Blossom Possum and the Christmas Quacker is a fun picture book filled with Australian animals who all have different suggestions about how to help Blossom Possum wake Koala Claws. The story does not always have an even rhythm, or pure rhyme. But the rhyme exists within the sentence structure; the rhythm is exposed as the story builds with lovely intermingling of rhyme, prose and repeated verse:

But Koala Claws wasn’t stirring,
he stayed sleeping like a log.
Stuck in the Land of Nod was he.
So who would do his job?

As the story develops and animal names are added, a wonderful tongue twister is created. Echo Gecko, Neville-the-Devil, Good Luck Wood Duck and many more – try saying them fast.

The language is very much Australian.

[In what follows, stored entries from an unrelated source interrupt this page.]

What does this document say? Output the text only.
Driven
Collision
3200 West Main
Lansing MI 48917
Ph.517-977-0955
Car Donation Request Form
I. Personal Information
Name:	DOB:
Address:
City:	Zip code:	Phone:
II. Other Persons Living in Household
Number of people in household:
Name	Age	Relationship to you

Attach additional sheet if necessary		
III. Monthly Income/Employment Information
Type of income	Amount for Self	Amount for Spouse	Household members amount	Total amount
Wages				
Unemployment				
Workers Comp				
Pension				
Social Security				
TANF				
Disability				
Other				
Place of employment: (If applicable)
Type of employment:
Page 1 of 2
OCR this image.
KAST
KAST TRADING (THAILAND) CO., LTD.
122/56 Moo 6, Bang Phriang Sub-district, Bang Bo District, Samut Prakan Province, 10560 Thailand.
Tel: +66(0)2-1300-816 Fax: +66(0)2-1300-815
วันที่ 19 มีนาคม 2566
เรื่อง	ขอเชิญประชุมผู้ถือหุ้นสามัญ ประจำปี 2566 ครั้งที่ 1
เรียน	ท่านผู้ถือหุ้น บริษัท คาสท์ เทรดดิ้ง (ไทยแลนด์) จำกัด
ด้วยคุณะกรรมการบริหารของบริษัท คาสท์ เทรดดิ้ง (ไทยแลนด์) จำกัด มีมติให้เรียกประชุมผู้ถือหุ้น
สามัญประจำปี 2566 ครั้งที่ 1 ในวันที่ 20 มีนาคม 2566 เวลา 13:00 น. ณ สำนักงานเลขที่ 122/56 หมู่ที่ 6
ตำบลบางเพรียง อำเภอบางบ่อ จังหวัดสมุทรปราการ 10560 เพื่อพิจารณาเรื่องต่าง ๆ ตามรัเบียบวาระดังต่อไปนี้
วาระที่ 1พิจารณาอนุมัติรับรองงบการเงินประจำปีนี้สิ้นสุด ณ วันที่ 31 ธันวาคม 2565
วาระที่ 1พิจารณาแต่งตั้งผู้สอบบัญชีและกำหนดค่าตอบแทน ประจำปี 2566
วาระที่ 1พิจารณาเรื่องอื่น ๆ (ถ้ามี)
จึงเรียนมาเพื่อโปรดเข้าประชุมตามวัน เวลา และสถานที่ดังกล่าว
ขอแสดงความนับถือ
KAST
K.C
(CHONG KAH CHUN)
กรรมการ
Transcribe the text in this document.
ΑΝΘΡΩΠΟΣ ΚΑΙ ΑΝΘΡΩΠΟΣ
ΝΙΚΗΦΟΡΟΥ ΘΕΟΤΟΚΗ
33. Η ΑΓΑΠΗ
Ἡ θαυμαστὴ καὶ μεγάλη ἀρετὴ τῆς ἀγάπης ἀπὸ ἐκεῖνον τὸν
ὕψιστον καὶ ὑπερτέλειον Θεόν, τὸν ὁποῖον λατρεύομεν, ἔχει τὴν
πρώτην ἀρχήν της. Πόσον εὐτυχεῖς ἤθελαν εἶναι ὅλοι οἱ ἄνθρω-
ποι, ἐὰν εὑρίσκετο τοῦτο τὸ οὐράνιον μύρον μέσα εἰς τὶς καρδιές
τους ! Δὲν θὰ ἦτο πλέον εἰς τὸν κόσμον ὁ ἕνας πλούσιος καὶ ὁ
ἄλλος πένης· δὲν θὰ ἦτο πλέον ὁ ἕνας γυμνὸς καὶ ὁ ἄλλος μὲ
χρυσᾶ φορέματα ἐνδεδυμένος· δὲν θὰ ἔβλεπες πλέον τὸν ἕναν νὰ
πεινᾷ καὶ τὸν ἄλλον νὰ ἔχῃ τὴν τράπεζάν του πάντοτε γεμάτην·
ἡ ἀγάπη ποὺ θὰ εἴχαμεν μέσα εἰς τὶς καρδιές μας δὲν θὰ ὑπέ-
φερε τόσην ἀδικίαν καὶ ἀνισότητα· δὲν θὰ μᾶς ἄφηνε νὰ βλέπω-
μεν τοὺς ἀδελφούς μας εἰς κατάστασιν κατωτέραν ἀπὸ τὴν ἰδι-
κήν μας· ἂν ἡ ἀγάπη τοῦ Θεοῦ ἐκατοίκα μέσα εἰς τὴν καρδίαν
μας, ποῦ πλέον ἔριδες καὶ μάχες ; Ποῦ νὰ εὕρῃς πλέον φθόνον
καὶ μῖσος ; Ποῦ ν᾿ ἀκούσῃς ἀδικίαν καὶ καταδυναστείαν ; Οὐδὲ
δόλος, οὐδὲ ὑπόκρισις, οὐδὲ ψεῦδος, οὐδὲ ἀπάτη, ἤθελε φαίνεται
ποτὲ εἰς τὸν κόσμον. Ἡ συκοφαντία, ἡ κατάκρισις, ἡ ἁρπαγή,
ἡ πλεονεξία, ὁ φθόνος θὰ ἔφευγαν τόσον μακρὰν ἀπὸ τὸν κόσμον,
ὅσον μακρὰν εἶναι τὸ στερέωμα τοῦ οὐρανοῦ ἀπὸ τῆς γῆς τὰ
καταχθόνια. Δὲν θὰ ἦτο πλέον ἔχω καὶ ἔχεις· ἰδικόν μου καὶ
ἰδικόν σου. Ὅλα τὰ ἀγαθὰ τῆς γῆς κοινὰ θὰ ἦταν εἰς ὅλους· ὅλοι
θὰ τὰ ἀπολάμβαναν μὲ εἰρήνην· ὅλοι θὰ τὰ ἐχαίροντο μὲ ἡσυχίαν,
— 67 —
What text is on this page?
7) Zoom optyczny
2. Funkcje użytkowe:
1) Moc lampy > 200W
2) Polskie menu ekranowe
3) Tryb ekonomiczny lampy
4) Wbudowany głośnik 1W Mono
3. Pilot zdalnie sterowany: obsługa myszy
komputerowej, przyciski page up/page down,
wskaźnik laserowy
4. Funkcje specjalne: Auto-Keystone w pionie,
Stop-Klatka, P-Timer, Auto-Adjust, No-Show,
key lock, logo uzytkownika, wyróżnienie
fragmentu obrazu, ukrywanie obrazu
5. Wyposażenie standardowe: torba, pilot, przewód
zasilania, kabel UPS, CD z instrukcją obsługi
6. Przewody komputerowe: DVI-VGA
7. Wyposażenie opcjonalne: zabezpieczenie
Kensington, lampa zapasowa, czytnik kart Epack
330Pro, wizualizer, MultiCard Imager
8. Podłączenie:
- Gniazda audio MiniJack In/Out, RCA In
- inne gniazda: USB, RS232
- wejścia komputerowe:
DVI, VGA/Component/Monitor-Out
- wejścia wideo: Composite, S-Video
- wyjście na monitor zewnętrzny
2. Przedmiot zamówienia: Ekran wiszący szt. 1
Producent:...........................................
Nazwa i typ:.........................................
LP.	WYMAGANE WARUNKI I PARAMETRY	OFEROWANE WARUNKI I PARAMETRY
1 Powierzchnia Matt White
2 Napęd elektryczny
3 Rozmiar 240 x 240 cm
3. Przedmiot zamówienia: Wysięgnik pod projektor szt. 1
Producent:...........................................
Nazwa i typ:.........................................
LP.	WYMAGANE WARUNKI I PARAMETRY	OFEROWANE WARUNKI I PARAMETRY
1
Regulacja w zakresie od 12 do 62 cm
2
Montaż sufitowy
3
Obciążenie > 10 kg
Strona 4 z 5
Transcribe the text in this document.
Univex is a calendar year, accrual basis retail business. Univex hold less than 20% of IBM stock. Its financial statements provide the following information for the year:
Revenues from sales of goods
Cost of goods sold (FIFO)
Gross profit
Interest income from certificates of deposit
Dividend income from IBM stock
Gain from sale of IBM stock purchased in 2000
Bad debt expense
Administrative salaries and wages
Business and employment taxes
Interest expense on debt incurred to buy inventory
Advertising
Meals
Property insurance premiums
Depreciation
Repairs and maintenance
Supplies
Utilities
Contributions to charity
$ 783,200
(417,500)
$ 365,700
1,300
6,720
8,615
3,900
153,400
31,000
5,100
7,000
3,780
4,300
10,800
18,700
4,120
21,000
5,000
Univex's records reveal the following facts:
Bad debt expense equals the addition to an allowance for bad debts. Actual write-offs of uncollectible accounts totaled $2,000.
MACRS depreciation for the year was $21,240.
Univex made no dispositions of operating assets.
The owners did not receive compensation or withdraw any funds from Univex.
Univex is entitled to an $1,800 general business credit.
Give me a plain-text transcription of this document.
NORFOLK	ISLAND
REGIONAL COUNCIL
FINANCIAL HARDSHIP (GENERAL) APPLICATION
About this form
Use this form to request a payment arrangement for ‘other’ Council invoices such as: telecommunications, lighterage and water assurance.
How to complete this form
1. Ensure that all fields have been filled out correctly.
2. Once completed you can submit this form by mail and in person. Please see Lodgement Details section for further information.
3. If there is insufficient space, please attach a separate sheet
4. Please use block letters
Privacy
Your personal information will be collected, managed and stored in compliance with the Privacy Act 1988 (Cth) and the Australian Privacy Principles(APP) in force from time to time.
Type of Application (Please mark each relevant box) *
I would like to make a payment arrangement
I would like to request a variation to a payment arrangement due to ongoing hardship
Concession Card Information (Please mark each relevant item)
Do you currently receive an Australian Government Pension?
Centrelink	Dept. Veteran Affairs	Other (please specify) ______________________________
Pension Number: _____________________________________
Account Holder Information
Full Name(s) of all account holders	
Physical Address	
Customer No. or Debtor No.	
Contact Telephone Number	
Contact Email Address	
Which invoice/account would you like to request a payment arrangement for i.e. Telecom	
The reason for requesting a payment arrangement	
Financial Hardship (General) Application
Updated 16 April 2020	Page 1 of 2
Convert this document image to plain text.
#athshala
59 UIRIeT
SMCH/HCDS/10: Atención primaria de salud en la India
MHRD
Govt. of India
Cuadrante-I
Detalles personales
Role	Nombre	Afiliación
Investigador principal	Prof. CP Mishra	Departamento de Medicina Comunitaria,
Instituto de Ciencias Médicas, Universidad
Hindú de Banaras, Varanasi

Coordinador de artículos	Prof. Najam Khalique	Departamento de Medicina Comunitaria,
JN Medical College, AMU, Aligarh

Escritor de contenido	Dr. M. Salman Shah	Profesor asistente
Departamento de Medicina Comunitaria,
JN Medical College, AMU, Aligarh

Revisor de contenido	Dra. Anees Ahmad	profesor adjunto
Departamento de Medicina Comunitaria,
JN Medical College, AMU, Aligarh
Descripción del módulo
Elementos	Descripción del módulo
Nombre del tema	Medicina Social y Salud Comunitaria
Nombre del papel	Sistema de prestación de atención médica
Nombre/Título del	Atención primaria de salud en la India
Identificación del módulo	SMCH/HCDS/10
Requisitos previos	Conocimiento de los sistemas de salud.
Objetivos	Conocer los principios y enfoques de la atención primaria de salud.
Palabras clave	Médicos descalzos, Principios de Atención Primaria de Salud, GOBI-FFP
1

They 'set off down the track, round the back of the beyond and go past the black stump'. And the story plays out in an Australian setting too. The soft watercolour illustrations bring the gum trees to life, making the landscape very much a part of the story. They show the procession of animals getting longer and longer, stretching across the page and emphasising the vastness of the country around them. Then on alternating pages, the pictures draw closer to very busy animals in a group.

I especially love the image of the animals on their way back, their silhouettes throwing purple shadows, as the trees on the distant hills do, emphasising the passing of time. This is echoed also at the end with Claws and his reinroos silhouetted in the sky as Santa Claus is often depicted at the end of Christmas stories.

This is a Christmas story with a difference, very Australian and, with its balance of repetition and action, and its humour, it should catch the imagination of preschool aged children.